Once the richest town on the island and today one of the most popular destinations for people on cheap holidays to Tenerife, Garachico is blessed with a deep, natural harbour which, in the 16th and 17th centuries served as the gateway for trade between Europe and the New World. Populated by affluent merchants, artists, musicians, bankers and the inevitable posse of religious orders that accompanied them, Garachico’s streets were lined with fine Italian style mansions and a host of churches and convents.
But a series of disasters dogged the little town and, surviving bubonic plague, storms, floods and fires, the final straw came in May 1706 when Montaña Negra erupted and sent twin rivers of lava down the mountainside to engulf the town and clog its harbour, thus destroying its source of wealth.
Behind the town, the towering bluff of La Culata still bears the scars of 1706; two frozen lava streams, one to the harbour, the other to the town; a constant reminder of history and its ever present propensity to repeat itself.

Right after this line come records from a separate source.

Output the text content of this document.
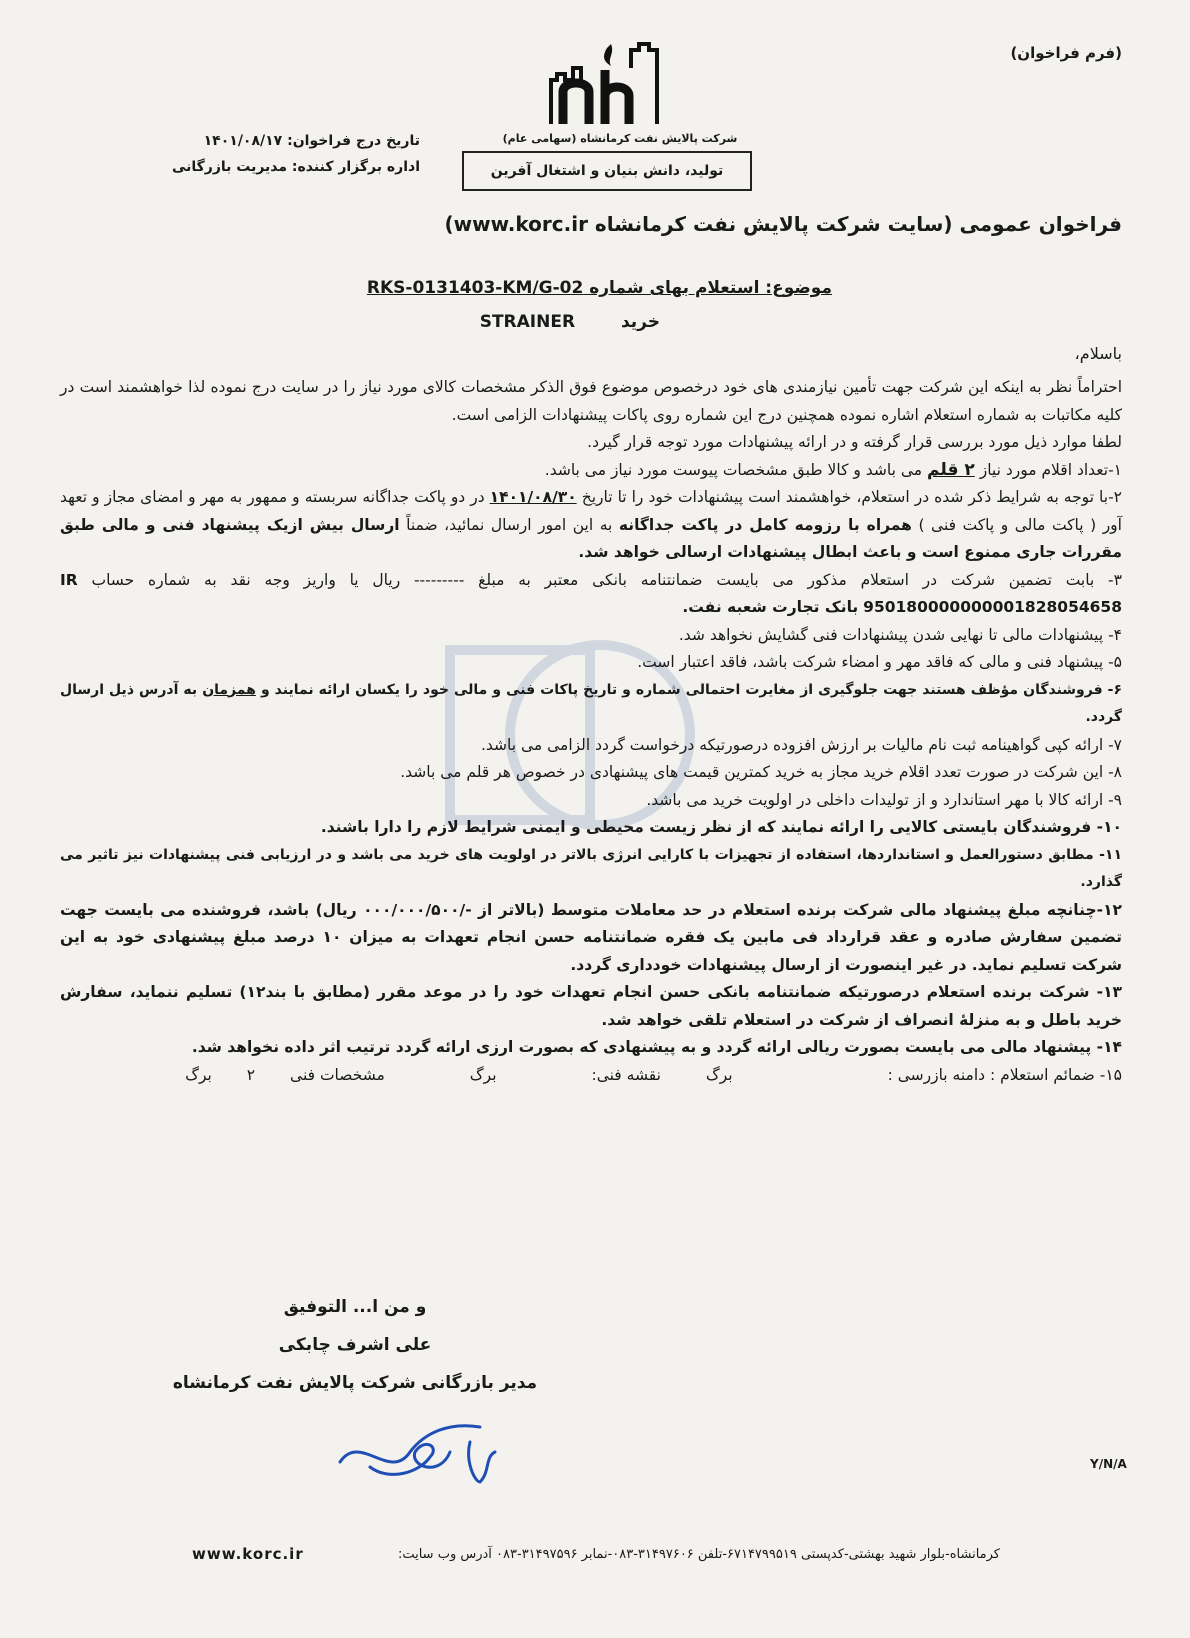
(فرم فراخوان)
شرکت پالایش نفت کرمانشاه (سهامی عام)
تولید، دانش بنیان و اشتغال آفرین
تاریخ درج فراخوان: ۱۴۰۱/۰۸/۱۷
اداره برگزار کننده: مدیریت بازرگانی
فراخوان عمومی (سایت شرکت پالایش نفت کرمانشاه www.korc.ir)
موضوع: استعلام بهای شماره RKS-0131403-KM/G-02
خرید STRAINER
باسلام،

احتراماً نظر به اینکه این شرکت جهت تأمین نیازمندی های خود درخصوص موضوع فوق الذکر مشخصات کالای مورد نیاز را در سایت درج نموده لذا خواهشمند است در کلیه مکاتبات به شماره استعلام اشاره نموده همچنین درج این شماره روی پاکات پیشنهادات الزامی است.

لطفا موارد ذیل مورد بررسی قرار گرفته و در ارائه پیشنهادات مورد توجه قرار گیرد.

۱-تعداد اقلام مورد نیاز ۲ قلم می باشد و کالا طبق مشخصات پیوست مورد نیاز می باشد.

۲-با توجه به شرایط ذکر شده در استعلام، خواهشمند است پیشنهادات خود را تا تاریخ ۱۴۰۱/۰۸/۳۰ در دو پاکت جداگانه سربسته و ممهور به مهر و امضای مجاز و تعهد آور ( پاکت مالی و پاکت فنی ) همراه با رزومه کامل در پاکت جداگانه به این امور ارسال نمائید، ضمناً ارسال بیش ازیک پیشنهاد فنی و مالی طبق مقررات جاری ممنوع است و باعث ابطال پیشنهادات ارسالی خواهد شد.

۳- بابت تضمین شرکت در استعلام مذکور می بایست ضمانتنامه بانکی معتبر به مبلغ --------- ریال یا واریز وجه نقد به شماره حساب IR 950180000000001828054658 بانک تجارت شعبه نفت.

۴- پیشنهادات مالی تا نهایی شدن پیشنهادات فنی گشایش نخواهد شد.

۵- پیشنهاد فنی و مالی که فاقد مهر و امضاء شرکت باشد، فاقد اعتبار است.

۶- فروشندگان مؤظف هستند جهت جلوگیری از مغایرت احتمالی شماره و تاریخ پاکات فنی و مالی خود را یکسان ارائه نمایند و همزمان به آدرس ذیل ارسال گردد.

۷- ارائه کپی گواهینامه ثبت نام مالیات بر ارزش افزوده درصورتیکه درخواست گردد الزامی می باشد.

۸- این شرکت در صورت تعدد اقلام خرید مجاز به خرید کمترین قیمت های پیشنهادی در خصوص هر قلم می باشد.

۹- ارائه کالا با مهر استاندارد و از تولیدات داخلی در اولویت خرید می باشد.

۱۰- فروشندگان بایستی کالایی را ارائه نمایند که از نظر زیست محیطی و ایمنی شرایط لازم را دارا باشند.

۱۱- مطابق دستورالعمل و استانداردها، استفاده از تجهیزات با کارایی انرژی بالاتر در اولویت های خرید می باشد و در ارزیابی فنی پیشنهادات نیز تاثیر می گذارد.

۱۲-چنانچه مبلغ پیشنهاد مالی شرکت برنده استعلام در حد معاملات متوسط (بالاتر از -/۰۰۰/۰۰۰/۵۰۰ ریال) باشد، فروشنده می بایست جهت تضمین سفارش صادره و عقد قرارداد فی مابین یک فقره ضمانتنامه حسن انجام تعهدات به میزان ۱۰ درصد مبلغ پیشنهادی خود به این شرکت تسلیم نماید. در غیر اینصورت از ارسال پیشنهادات خودداری گردد.

۱۳- شرکت برنده استعلام درصورتیکه ضمانتنامه بانکی حسن انجام تعهدات خود را در موعد مقرر (مطابق با بند۱۲) تسلیم ننماید، سفارش خرید باطل و به منزلهٔ انصراف از شرکت در استعلام تلقی خواهد شد.

۱۴- پیشنهاد مالی می بایست بصورت ریالی ارائه گردد و به پیشنهادی که بصورت ارزی ارائه گردد ترتیب اثر داده نخواهد شد.

۱۵- ضمائم استعلام : دامنه بازرسی : برگ نقشه فنی: برگ مشخصات فنی ۲ برگ

و من ا... التوفیق
علی اشرف چابکی
مدیر بازرگانی شرکت پالایش نفت کرمانشاه
Y/N/A
کرمانشاه-بلوار شهید بهشتی-کدپستی ۶۷۱۴۷۹۹۵۱۹-تلفن ۳۱۴۹۷۶۰۶-۰۸۳-نمابر ۳۱۴۹۷۵۹۶-۰۸۳ آدرس وب سایت:
www.korc.ir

Often overlooked by the scores of daily coach tour parties who opt to spend their allotted time at the admittedly enticing lava pools of El Caletón, the narrow streets that meander away from the seafront lead to where Garachico keeps her real treasures openly on display – arguably the most picturesque plaza on Tenerife, narrow cobbled streets lined with artisan shops, two fabulous boutique hotels and the architectural remnants of an immensely wealthy past.